Об этом тут же узнали в Москве, посчитав это фундаментальным поворотом российской политики. В. С. Черномырдин получил выговор от министра иностранных дел И. Иванова, объяснившего, что «Россия могла бы согласиться на участие отдельных членов НАТО в KFOR, но не уступать общую ответственность за операцию НАТО как организации или блоку»[640]. В. С. Черномырдин пошёл на попятную по всем пунктам взаимопонимания с С. Тэлботтом и М. Ахтисаари, достигнутого минувшим вечером. С. Тэлботт заметил, что с этого дня В. С. Черномырдина редко оставляли с американцами и финнами наедине. Его действия контролировались мидовцами и помощниками. Сам В. С. Черномырдин был очень недоволен таким сопровождением и контролем. Он умолял С. Тэлботта: «Ты должен найти отсюда выход для всех нас, Стрёп. Если Президент Ельцин согласится подчинить российские войска Блоку, ведущему эту войну, импичмент возобновится»[641].
Б. Ельцин не очень вникал в содержание договорённостей, его устраивали доклады В. С. Черномырдина, но он не уставал повторять о важности роли России в миротворчестве и об определённом статусе российского контингента. Он хотел «добиться от США и НАТО представления особого статуса российскому контингенту миротворцев, что будет успехом и признанием нашей роли»[642]. Президент уверял, что будет лично контролировать этот вопрос. При этом он торопил В. С. Черномырдина и настаивал на ускорении завершения переговорного процесса, на соблюдении более сжатых сроков работы по согласованию предложений.

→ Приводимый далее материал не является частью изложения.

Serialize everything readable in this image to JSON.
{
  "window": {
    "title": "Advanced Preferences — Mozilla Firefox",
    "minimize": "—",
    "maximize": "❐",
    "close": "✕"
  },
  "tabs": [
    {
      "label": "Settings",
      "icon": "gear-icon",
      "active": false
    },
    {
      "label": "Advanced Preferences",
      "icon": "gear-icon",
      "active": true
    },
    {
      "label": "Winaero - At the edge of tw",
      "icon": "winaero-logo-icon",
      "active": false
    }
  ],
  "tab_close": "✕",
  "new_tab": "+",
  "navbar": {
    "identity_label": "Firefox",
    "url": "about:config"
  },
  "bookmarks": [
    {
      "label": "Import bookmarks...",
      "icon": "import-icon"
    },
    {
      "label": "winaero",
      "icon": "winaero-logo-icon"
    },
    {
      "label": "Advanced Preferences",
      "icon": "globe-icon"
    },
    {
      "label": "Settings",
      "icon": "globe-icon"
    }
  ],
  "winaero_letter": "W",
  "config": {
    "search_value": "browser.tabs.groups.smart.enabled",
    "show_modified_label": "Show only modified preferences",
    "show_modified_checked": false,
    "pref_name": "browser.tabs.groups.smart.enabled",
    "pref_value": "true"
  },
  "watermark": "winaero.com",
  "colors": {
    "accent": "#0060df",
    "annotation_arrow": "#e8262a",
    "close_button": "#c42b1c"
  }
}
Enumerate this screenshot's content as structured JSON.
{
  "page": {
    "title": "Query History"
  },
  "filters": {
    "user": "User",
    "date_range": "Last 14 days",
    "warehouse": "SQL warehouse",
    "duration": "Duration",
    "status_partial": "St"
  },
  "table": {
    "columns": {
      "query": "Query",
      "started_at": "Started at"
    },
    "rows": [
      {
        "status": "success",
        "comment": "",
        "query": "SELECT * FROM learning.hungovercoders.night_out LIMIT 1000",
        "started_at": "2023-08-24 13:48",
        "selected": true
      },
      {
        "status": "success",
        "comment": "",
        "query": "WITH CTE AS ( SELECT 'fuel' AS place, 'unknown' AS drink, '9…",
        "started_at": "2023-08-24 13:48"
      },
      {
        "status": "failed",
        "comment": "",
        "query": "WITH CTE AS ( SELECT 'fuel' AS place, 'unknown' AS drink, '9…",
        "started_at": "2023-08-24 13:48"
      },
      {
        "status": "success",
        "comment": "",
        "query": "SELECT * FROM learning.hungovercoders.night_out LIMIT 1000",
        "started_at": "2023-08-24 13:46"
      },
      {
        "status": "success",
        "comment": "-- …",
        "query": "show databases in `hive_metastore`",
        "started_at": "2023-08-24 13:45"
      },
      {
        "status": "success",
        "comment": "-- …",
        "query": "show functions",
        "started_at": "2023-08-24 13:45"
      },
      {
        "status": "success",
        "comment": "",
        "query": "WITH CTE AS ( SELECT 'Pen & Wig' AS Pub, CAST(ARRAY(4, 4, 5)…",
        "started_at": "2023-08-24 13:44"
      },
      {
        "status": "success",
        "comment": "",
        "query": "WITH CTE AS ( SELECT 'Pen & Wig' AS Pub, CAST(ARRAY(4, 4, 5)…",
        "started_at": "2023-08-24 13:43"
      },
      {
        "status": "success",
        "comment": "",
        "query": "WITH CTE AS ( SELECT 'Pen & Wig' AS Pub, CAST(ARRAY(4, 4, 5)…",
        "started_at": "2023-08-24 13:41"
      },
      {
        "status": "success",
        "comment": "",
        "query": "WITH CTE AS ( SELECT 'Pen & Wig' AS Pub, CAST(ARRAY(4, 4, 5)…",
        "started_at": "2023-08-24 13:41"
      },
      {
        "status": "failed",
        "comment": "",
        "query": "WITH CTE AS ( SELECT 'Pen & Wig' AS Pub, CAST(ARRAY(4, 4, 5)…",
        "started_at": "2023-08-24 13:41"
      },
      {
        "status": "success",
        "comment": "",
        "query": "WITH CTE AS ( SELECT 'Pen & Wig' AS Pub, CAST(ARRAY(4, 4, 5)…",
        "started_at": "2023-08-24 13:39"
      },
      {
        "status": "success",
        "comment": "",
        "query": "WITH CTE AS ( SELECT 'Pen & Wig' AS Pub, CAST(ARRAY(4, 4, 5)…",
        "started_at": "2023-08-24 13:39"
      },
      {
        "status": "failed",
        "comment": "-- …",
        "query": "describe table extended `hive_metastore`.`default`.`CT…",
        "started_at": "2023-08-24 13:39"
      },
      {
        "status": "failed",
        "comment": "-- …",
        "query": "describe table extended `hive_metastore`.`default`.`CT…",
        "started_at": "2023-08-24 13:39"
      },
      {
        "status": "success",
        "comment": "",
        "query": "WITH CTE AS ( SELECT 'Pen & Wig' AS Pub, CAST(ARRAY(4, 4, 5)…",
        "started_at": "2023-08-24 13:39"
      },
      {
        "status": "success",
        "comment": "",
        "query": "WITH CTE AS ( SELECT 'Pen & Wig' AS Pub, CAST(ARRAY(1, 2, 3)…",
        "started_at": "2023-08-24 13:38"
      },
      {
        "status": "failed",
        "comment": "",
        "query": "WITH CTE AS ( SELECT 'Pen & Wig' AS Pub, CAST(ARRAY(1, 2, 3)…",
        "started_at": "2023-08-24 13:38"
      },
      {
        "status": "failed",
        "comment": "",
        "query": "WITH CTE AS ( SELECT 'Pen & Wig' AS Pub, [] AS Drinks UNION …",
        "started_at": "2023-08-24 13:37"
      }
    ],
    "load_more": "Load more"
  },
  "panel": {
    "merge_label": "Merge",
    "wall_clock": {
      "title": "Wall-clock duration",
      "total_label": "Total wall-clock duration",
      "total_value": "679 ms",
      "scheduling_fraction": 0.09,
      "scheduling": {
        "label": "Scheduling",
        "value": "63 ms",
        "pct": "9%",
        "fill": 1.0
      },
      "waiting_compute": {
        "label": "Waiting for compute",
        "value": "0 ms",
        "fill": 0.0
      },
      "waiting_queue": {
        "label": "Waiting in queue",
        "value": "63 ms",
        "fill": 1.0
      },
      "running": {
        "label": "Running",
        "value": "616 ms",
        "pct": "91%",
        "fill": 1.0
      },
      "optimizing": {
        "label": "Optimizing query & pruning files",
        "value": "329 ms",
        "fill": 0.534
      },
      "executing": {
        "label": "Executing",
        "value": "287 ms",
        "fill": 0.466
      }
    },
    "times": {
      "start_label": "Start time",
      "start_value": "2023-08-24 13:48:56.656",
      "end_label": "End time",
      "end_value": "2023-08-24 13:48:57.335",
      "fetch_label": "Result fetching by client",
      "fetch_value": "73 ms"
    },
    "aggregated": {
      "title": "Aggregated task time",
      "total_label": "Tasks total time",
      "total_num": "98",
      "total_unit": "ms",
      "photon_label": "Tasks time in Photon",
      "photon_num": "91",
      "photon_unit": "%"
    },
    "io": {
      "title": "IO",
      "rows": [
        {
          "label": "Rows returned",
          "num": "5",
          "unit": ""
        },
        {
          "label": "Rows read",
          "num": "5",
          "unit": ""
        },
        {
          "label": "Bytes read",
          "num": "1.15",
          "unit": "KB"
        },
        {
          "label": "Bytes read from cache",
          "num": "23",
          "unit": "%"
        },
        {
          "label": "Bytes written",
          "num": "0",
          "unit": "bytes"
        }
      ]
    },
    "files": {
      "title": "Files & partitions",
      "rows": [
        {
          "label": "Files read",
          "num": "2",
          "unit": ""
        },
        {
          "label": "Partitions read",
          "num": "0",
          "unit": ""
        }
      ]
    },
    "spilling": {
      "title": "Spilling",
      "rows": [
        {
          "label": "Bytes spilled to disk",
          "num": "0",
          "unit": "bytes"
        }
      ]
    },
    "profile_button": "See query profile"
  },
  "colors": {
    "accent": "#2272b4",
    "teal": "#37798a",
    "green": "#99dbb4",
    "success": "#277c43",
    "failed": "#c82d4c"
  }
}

По мнению В. С. Черномырдина, причиной спешки были экономическое давление Запада, переговоры о кредитах МВФ, обсуждение Москвой и Лондонским клубом реструктуризации задолженности. По версии С. Тэлботта, торопливость российского президента в достижении результатов переговоров объясняется совсем другими причинами: «Поскольку воздушные удары не ослабевали, а Милошевич и не собирался уступать, перед Ельциным маячила неприятная перспектива: менее чем через шесть недель, 18 июня, ему предстояло встретиться лицом к лицу с Клинтоном, Шираком, Шрёдером и Блэром в Кёльне, на очередном саммите „Большой восьмёрки“. Если к тому времени война будет продолжаться, у Ельцина почти не останется выбора — лишь бойкотировать встречу или устроить там скандал в духе будапештского. Ни один вариант его не устраивал. „Большая восьмёрка“ — долгожданный и трудно доставшийся трофей его президентства. Предполагалось, что ежегодный саммит станет апофеозом новой российской респектабельности и личного престижа Ельцина. Ему не хотелось выглядеть в Кёльне прогульщиком, „лишним человеком“ или смутьяном — он желал приехать туда миротворцем, равным. А это означало, что мир следует сотворить — и как можно скорее»[643].